C'est aux cris de «Pouvoir assassin !» que la colère a éclaté ce 5 octobre 1988. Depuis plusieurs jours, des rumeurs de manifestations circulaient sur les campus universitaires algérois. Ce jour-là, des milliers d'étudiants descendent dans la rue, rapidement rejoints par les lycéens. Le mouvement s'étend comme une traînée de poudre à d'autres villes du pays.
Brandissant des pancartes hostiles au régime, les manifestants dénoncent la corruption et l'arbitraire du parti unique au pouvoir depuis l'indépendance en 1962. Ils crient leur ras-le-bol face à la crise économique, aux pénuries alimentaires, au chômage qui mine l'avenir de la jeunesse. Liberté et dignité, voilà ce qu'exige cette génération née après l'indépendance, pour qui la Révolution est un lointain souvenir.
La réponse du pouvoir ne se fait pas attendre. Comme il fallait s'y attendre, elle est brutale. Le général Khaled Nezzar proclame l'état de siège et lâche l'armée dans les rues. Les rafales crépitent, le sang coule. On parle de centaines de morts. Le gouvernement algérien vient de signer son acte de décès politique.
Sous la pression de la rue, le président Chadli Bendjedid est contraint d'ouvrir le jeu politique. La nouvelle Constitution de 1989 acte la fin du parti unique et autorise le multipartisme. Une presse indépendante émerge.

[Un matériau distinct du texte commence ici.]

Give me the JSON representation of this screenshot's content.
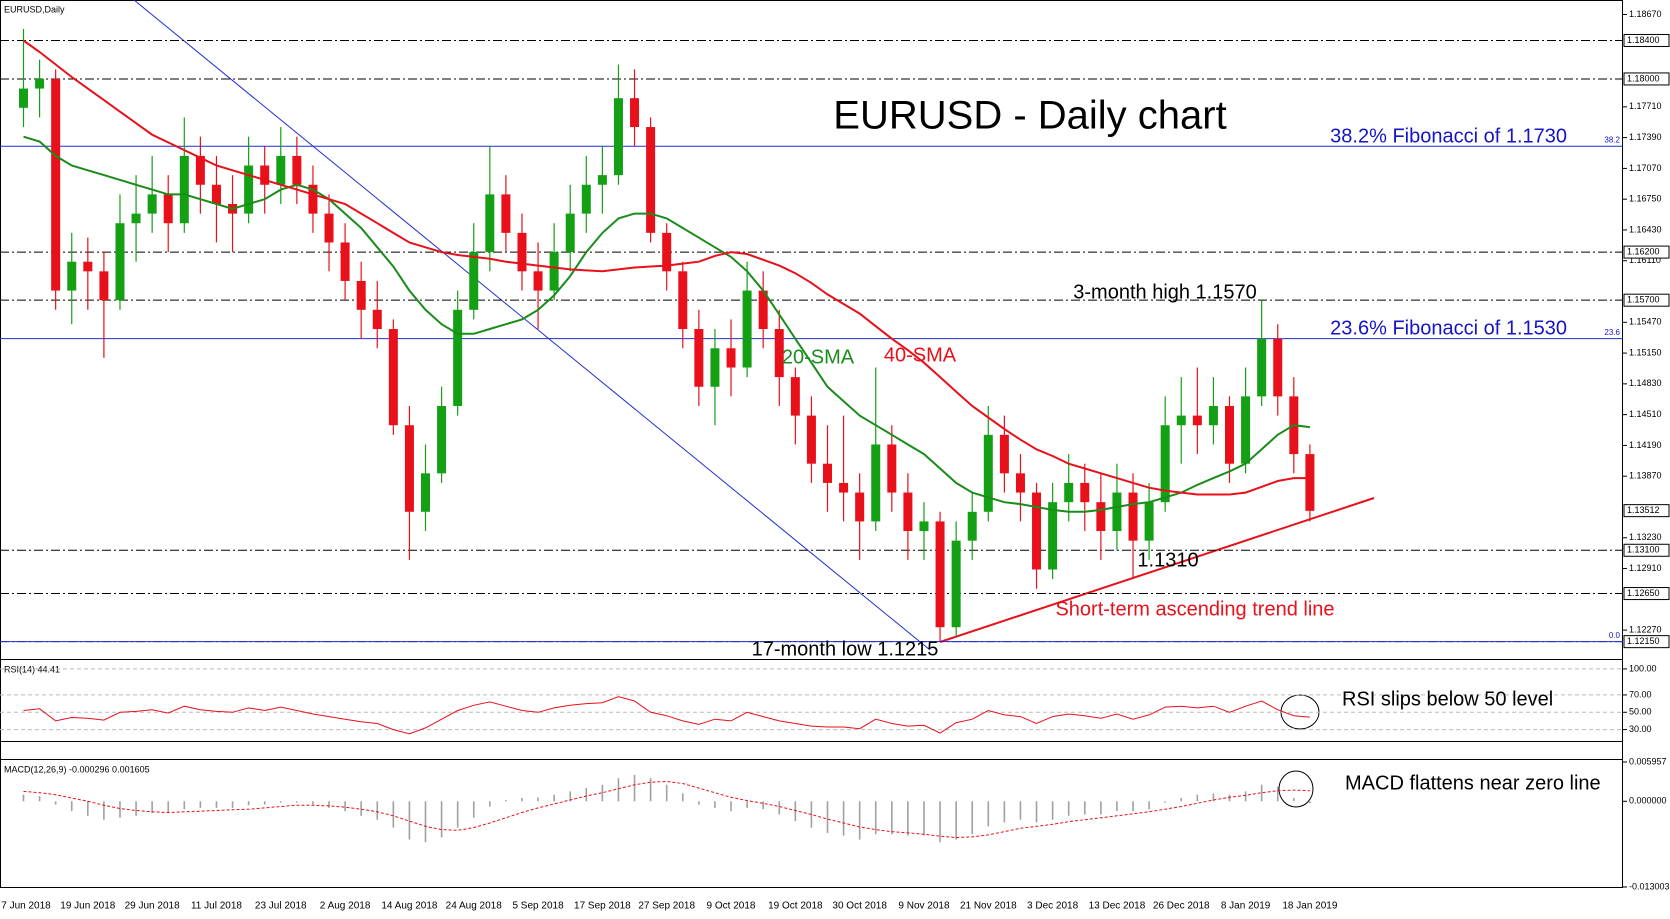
{
  "chart_data": [
    {
      "type": "candlestick",
      "label": "EURUSD,Daily",
      "title": "EURUSD - Daily chart",
      "categories": [
        "7 Jun 2018",
        null,
        null,
        null,
        "19 Jun 2018",
        null,
        null,
        null,
        "29 Jun 2018",
        null,
        null,
        null,
        "11 Jul 2018",
        null,
        null,
        null,
        "23 Jul 2018",
        null,
        null,
        null,
        "2 Aug 2018",
        null,
        null,
        null,
        "14 Aug 2018",
        null,
        null,
        null,
        "24 Aug 2018",
        null,
        null,
        null,
        "5 Sep 2018",
        null,
        null,
        null,
        "17 Sep 2018",
        null,
        null,
        null,
        "27 Sep 2018",
        null,
        null,
        null,
        "9 Oct 2018",
        null,
        null,
        null,
        "19 Oct 2018",
        null,
        null,
        null,
        "30 Oct 2018",
        null,
        null,
        null,
        "9 Nov 2018",
        null,
        null,
        null,
        "21 Nov 2018",
        null,
        null,
        null,
        "3 Dec 2018",
        null,
        null,
        null,
        "13 Dec 2018",
        null,
        null,
        null,
        "26 Dec 2018",
        null,
        null,
        null,
        "8 Jan 2019",
        null,
        null,
        null,
        "18 Jan 2019"
      ],
      "open": [
        1.177,
        1.179,
        1.18,
        1.158,
        1.161,
        1.16,
        1.157,
        1.165,
        1.166,
        1.168,
        1.165,
        1.172,
        1.169,
        1.167,
        1.166,
        1.171,
        1.169,
        1.172,
        1.169,
        1.166,
        1.163,
        1.159,
        1.156,
        1.154,
        1.144,
        1.135,
        1.139,
        1.146,
        1.156,
        1.162,
        1.168,
        1.164,
        1.16,
        1.158,
        1.162,
        1.166,
        1.169,
        1.17,
        1.178,
        1.175,
        1.164,
        1.16,
        1.154,
        1.148,
        1.152,
        1.15,
        1.158,
        1.154,
        1.149,
        1.145,
        1.14,
        1.138,
        1.137,
        1.134,
        1.142,
        1.137,
        1.133,
        1.134,
        1.123,
        1.132,
        1.135,
        1.143,
        1.139,
        1.137,
        1.129,
        1.136,
        1.138,
        1.136,
        1.133,
        1.137,
        1.132,
        1.136,
        1.144,
        1.145,
        1.144,
        1.146,
        1.14,
        1.147,
        1.153,
        1.147,
        1.141
      ],
      "high": [
        1.1852,
        1.182,
        1.181,
        1.164,
        1.1635,
        1.162,
        1.168,
        1.17,
        1.172,
        1.17,
        1.176,
        1.174,
        1.172,
        1.17,
        1.174,
        1.173,
        1.175,
        1.174,
        1.171,
        1.168,
        1.165,
        1.161,
        1.159,
        1.155,
        1.146,
        1.142,
        1.148,
        1.158,
        1.165,
        1.173,
        1.17,
        1.166,
        1.163,
        1.165,
        1.169,
        1.172,
        1.173,
        1.1815,
        1.181,
        1.176,
        1.165,
        1.161,
        1.156,
        1.154,
        1.155,
        1.161,
        1.16,
        1.156,
        1.15,
        1.147,
        1.144,
        1.145,
        1.139,
        1.15,
        1.144,
        1.139,
        1.136,
        1.135,
        1.134,
        1.137,
        1.146,
        1.145,
        1.141,
        1.138,
        1.138,
        1.141,
        1.14,
        1.139,
        1.14,
        1.139,
        1.138,
        1.147,
        1.149,
        1.15,
        1.149,
        1.147,
        1.15,
        1.157,
        1.1545,
        1.149,
        1.142
      ],
      "low": [
        1.175,
        1.176,
        1.156,
        1.1545,
        1.156,
        1.151,
        1.156,
        1.161,
        1.164,
        1.162,
        1.164,
        1.166,
        1.163,
        1.162,
        1.165,
        1.166,
        1.167,
        1.167,
        1.164,
        1.16,
        1.157,
        1.153,
        1.152,
        1.143,
        1.13,
        1.133,
        1.138,
        1.145,
        1.155,
        1.16,
        1.162,
        1.158,
        1.154,
        1.157,
        1.16,
        1.164,
        1.166,
        1.169,
        1.173,
        1.163,
        1.158,
        1.152,
        1.146,
        1.144,
        1.147,
        1.149,
        1.152,
        1.146,
        1.142,
        1.138,
        1.135,
        1.134,
        1.13,
        1.133,
        1.135,
        1.13,
        1.13,
        1.1215,
        1.122,
        1.13,
        1.134,
        1.137,
        1.134,
        1.127,
        1.128,
        1.134,
        1.133,
        1.13,
        1.131,
        1.128,
        1.13,
        1.135,
        1.14,
        1.141,
        1.142,
        1.138,
        1.139,
        1.146,
        1.145,
        1.139,
        1.134
      ],
      "close": [
        1.179,
        1.18,
        1.158,
        1.161,
        1.16,
        1.157,
        1.165,
        1.166,
        1.168,
        1.165,
        1.172,
        1.169,
        1.167,
        1.166,
        1.171,
        1.169,
        1.172,
        1.169,
        1.166,
        1.163,
        1.159,
        1.156,
        1.154,
        1.144,
        1.135,
        1.139,
        1.146,
        1.156,
        1.162,
        1.168,
        1.164,
        1.16,
        1.158,
        1.162,
        1.166,
        1.169,
        1.17,
        1.178,
        1.175,
        1.164,
        1.16,
        1.154,
        1.148,
        1.152,
        1.15,
        1.158,
        1.154,
        1.149,
        1.145,
        1.14,
        1.138,
        1.137,
        1.134,
        1.142,
        1.137,
        1.133,
        1.134,
        1.123,
        1.132,
        1.135,
        1.143,
        1.139,
        1.137,
        1.129,
        1.136,
        1.138,
        1.136,
        1.133,
        1.137,
        1.132,
        1.136,
        1.144,
        1.145,
        1.144,
        1.146,
        1.14,
        1.147,
        1.153,
        1.147,
        1.141,
        1.1351
      ],
      "up_color": "#14a014",
      "down_color": "#e8101a",
      "series": [
        {
          "name": "20-SMA",
          "color": "#1a8c1a",
          "values": [
            1.174,
            1.1735,
            1.172,
            1.171,
            1.1705,
            1.17,
            1.1695,
            1.169,
            1.1685,
            1.168,
            1.168,
            1.1675,
            1.167,
            1.1665,
            1.167,
            1.1675,
            1.1685,
            1.169,
            1.1685,
            1.1675,
            1.166,
            1.1645,
            1.1625,
            1.1605,
            1.158,
            1.156,
            1.1545,
            1.1535,
            1.1535,
            1.154,
            1.1545,
            1.155,
            1.156,
            1.1575,
            1.1595,
            1.162,
            1.164,
            1.1655,
            1.166,
            1.166,
            1.1655,
            1.1645,
            1.1635,
            1.1625,
            1.1615,
            1.16,
            1.158,
            1.1555,
            1.153,
            1.1505,
            1.148,
            1.1465,
            1.145,
            1.144,
            1.143,
            1.142,
            1.141,
            1.1395,
            1.138,
            1.137,
            1.1365,
            1.136,
            1.1358,
            1.1355,
            1.1352,
            1.135,
            1.135,
            1.1352,
            1.1355,
            1.1358,
            1.136,
            1.1365,
            1.137,
            1.1378,
            1.1385,
            1.1392,
            1.14,
            1.1415,
            1.143,
            1.144,
            1.1438
          ]
        },
        {
          "name": "40-SMA",
          "color": "#e8101a",
          "values": [
            1.184,
            1.1828,
            1.1815,
            1.1802,
            1.179,
            1.1778,
            1.1766,
            1.1754,
            1.1742,
            1.1734,
            1.1726,
            1.1718,
            1.171,
            1.1705,
            1.17,
            1.1695,
            1.169,
            1.1685,
            1.168,
            1.1675,
            1.167,
            1.166,
            1.165,
            1.164,
            1.163,
            1.1625,
            1.162,
            1.1617,
            1.1615,
            1.1613,
            1.161,
            1.1608,
            1.1606,
            1.1604,
            1.1602,
            1.1601,
            1.16,
            1.1602,
            1.1604,
            1.1605,
            1.1606,
            1.1608,
            1.161,
            1.1616,
            1.162,
            1.1618,
            1.1612,
            1.1606,
            1.1598,
            1.1588,
            1.1576,
            1.1566,
            1.1556,
            1.1543,
            1.153,
            1.1518,
            1.1505,
            1.149,
            1.1475,
            1.146,
            1.1448,
            1.1436,
            1.1425,
            1.1415,
            1.1408,
            1.14,
            1.1395,
            1.139,
            1.1385,
            1.138,
            1.1375,
            1.1372,
            1.137,
            1.1368,
            1.1368,
            1.1368,
            1.137,
            1.1376,
            1.1382,
            1.1385,
            1.1385
          ]
        }
      ],
      "ylim": [
        1.1198,
        1.188
      ],
      "yticks": [
        {
          "value": 1.1867,
          "label": "1.18670"
        },
        {
          "value": 1.1771,
          "label": "1.17710"
        },
        {
          "value": 1.1739,
          "label": "1.17390"
        },
        {
          "value": 1.1707,
          "label": "1.17070"
        },
        {
          "value": 1.1675,
          "label": "1.16750"
        },
        {
          "value": 1.1643,
          "label": "1.16430"
        },
        {
          "value": 1.1611,
          "label": "1.16110"
        },
        {
          "value": 1.1547,
          "label": "1.15470"
        },
        {
          "value": 1.1515,
          "label": "1.15150"
        },
        {
          "value": 1.1483,
          "label": "1.14830"
        },
        {
          "value": 1.1451,
          "label": "1.14510"
        },
        {
          "value": 1.1419,
          "label": "1.14190"
        },
        {
          "value": 1.1387,
          "label": "1.13870"
        },
        {
          "value": 1.1323,
          "label": "1.13230"
        },
        {
          "value": 1.1291,
          "label": "1.12910"
        },
        {
          "value": 1.1227,
          "label": "1.12270"
        }
      ],
      "levels": [
        {
          "value": 1.184,
          "label": "1.18400"
        },
        {
          "value": 1.18,
          "label": "1.18000"
        },
        {
          "value": 1.162,
          "label": "1.16200"
        },
        {
          "value": 1.157,
          "label": "1.15700"
        },
        {
          "value": 1.131,
          "label": "1.13100"
        },
        {
          "value": 1.1265,
          "label": "1.12650"
        },
        {
          "value": 1.1215,
          "label": "1.12150"
        }
      ],
      "last_price": {
        "value": 1.13512,
        "label": "1.13512"
      },
      "fibonacci": [
        {
          "value": 1.173,
          "label": "38.2"
        },
        {
          "value": 1.153,
          "label": "23.6"
        },
        {
          "value": 1.1215,
          "label": "0.0"
        }
      ],
      "annotations": [
        "38.2% Fibonacci of 1.1730",
        "3-month high 1.1570",
        "23.6% Fibonacci of 1.1530",
        "1.1310",
        "Short-term ascending trend line",
        "17-month low 1.1215"
      ]
    },
    {
      "type": "line",
      "label": "RSI(14) 44.41",
      "series": [
        {
          "color": "#e8101a",
          "values": [
            52,
            54,
            40,
            44,
            43,
            41,
            50,
            51,
            53,
            49,
            57,
            53,
            51,
            50,
            55,
            52,
            56,
            52,
            48,
            45,
            42,
            39,
            37,
            30,
            25,
            32,
            42,
            52,
            58,
            62,
            57,
            52,
            50,
            55,
            58,
            60,
            61,
            68,
            63,
            50,
            46,
            40,
            36,
            42,
            40,
            50,
            45,
            40,
            37,
            34,
            33,
            33,
            31,
            42,
            37,
            34,
            35,
            26,
            38,
            42,
            52,
            47,
            45,
            37,
            45,
            48,
            46,
            43,
            48,
            42,
            47,
            56,
            57,
            55,
            57,
            50,
            57,
            63,
            53,
            46,
            44.41
          ]
        }
      ],
      "ylim": [
        18,
        108
      ],
      "yticks": [
        {
          "value": 100,
          "label": "100.00"
        },
        {
          "value": 70,
          "label": "70.00"
        },
        {
          "value": 50,
          "label": "50.00"
        },
        {
          "value": 30,
          "label": "30.00"
        }
      ],
      "grid": true,
      "annotations": [
        "RSI slips below 50 level"
      ]
    },
    {
      "type": "bar",
      "label": "MACD(12,26,9) -0.000296 0.001605",
      "series": [
        {
          "color": "#a0a0a0",
          "values": [
            0.001,
            0.0008,
            -0.0005,
            -0.0015,
            -0.0022,
            -0.0028,
            -0.0025,
            -0.0022,
            -0.0018,
            -0.0018,
            -0.0012,
            -0.001,
            -0.001,
            -0.001,
            -0.0006,
            -0.0005,
            -0.0002,
            -0.0002,
            -0.0005,
            -0.001,
            -0.0015,
            -0.0022,
            -0.0028,
            -0.004,
            -0.0058,
            -0.0062,
            -0.0055,
            -0.004,
            -0.0025,
            -0.0008,
            0.0002,
            0.0005,
            0.0006,
            0.001,
            0.0015,
            0.002,
            0.0025,
            0.0035,
            0.004,
            0.0035,
            0.0025,
            0.0012,
            -0.0005,
            -0.001,
            -0.0015,
            -0.001,
            -0.0012,
            -0.002,
            -0.003,
            -0.004,
            -0.0048,
            -0.0052,
            -0.0058,
            -0.005,
            -0.005,
            -0.0052,
            -0.0052,
            -0.0062,
            -0.0058,
            -0.005,
            -0.0038,
            -0.0032,
            -0.0028,
            -0.0032,
            -0.0028,
            -0.0022,
            -0.002,
            -0.002,
            -0.0015,
            -0.0015,
            -0.0012,
            -0.0002,
            0.0005,
            0.001,
            0.0012,
            0.001,
            0.0015,
            0.0025,
            0.0022,
            0.0005,
            -0.000296
          ]
        },
        {
          "type": "line",
          "color": "#e8101a",
          "values": [
            0.0015,
            0.0013,
            0.001,
            0.0005,
            0,
            -0.0006,
            -0.0011,
            -0.0014,
            -0.0016,
            -0.0017,
            -0.0016,
            -0.0015,
            -0.0014,
            -0.0013,
            -0.0012,
            -0.001,
            -0.0008,
            -0.0006,
            -0.0006,
            -0.0007,
            -0.0009,
            -0.0012,
            -0.0016,
            -0.0022,
            -0.003,
            -0.0038,
            -0.0043,
            -0.0044,
            -0.004,
            -0.0033,
            -0.0025,
            -0.0017,
            -0.001,
            -0.0004,
            0.0002,
            0.0008,
            0.0013,
            0.0019,
            0.0025,
            0.0029,
            0.003,
            0.0027,
            0.002,
            0.0013,
            0.0006,
            0.0001,
            -0.0003,
            -0.0008,
            -0.0014,
            -0.002,
            -0.0027,
            -0.0033,
            -0.0039,
            -0.0043,
            -0.0046,
            -0.0048,
            -0.005,
            -0.0053,
            -0.0055,
            -0.0054,
            -0.0051,
            -0.0046,
            -0.0041,
            -0.0038,
            -0.0035,
            -0.0031,
            -0.0028,
            -0.0025,
            -0.0022,
            -0.0019,
            -0.0016,
            -0.0012,
            -0.0008,
            -0.0003,
            0.0002,
            0.0006,
            0.0009,
            0.0013,
            0.0016,
            0.0017,
            0.001605
          ]
        }
      ],
      "ylim": [
        -0.013003,
        0.005957
      ],
      "yticks": [
        0.005957,
        {
          "value": 0,
          "label": "0.000000"
        },
        -0.013003
      ],
      "annotations": [
        "MACD flattens near zero line"
      ]
    }
  ]
}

Mais l'histoire algérienne est un éternel recommencement. Lors des premières élections pluralistes de 1991, le Front islamique du salut (FIS), profitant du mécontentement populaire, remporte une écrasante victoire. Son arrivée au pouvoir suscitant les craintes d'une dérive intégriste, l'armée interrompt le processus électoral en 1992, arrête les dirigeants du FIS et interdit le parti, plongeant le pays dans une sanglante guerre civile durant toute la décennie 1990 opposant l'armée aux groupes islamistes armés.
Trente-cinq ans après octobre 1988, le bilan apparaît donc en demi-teinte. Certes, malgré des reculs, des avancées notables ont été obtenues depuis 1988 : ouverture du régime, multipartisme, liberté de la presse... Mais de l'aveu même des démocrates algériens, certains acquis ont été remis en cause.
Le Hirak algérien, écho réprimé d'Octobre 1988
Trente ans après les émeutes d'Octobre 1988 qui avaient fait vaciller le régime algérien, un nouveau vent de contestation a soufflé sur le pays en 2019 avec le mouvement du Hirak. Mais cette mobilisation populaire massive réclamant liberté et démocratie s'est heurtée à la même logique répressive qu'en 1988, rappelant les espoirs déçus du printemps algérien.
En février 2019, l'annonce de la candidature du président Bouteflika à un cinquième mandat a fait office d'étincelle. Des millions d'Algériens sont descendus dans la rue lors de manifestations pacifiques pour exprimer leur ras-le-bol d'un système politique autoritaire sclérosé depuis l'indépendance en 1962. Un nouvel élan démocratique est né, faisant écho aux revendications de 1988.
Mais comme il y a trente ans, le régime algérien a opposé une fin de non-recevoir brutale à toute idée de changement. Malgré la démission obtenue de Bouteflika, la répression s'est abattue sur le Hirak. L'histoire bégaye de manière tragique.
En effet, sous la présidence d'Abdelmadjid Tebboune, élu en décembre 2019, les arrestations et condamnations se multiplient contre les voix dissidentes, dans un arsenal juridique de plus en plus liberticide.
Plusieurs partis politiques contestataires ont été visés par des poursuites judiciaires abusives, au nom de la lutte antiterroriste. C'est le cas du Rassemblement pour la culture et la démocratie (RCD) ou du Parti socialiste des travailleurs (PST). Même sort pour le Rassemblement Action Jeunesse (RAJ), importante organisation de la société civile, dont les militants sont jetés en prison sur la base d'accusations montées de toutes pièces selon les défenseurs des droits humains.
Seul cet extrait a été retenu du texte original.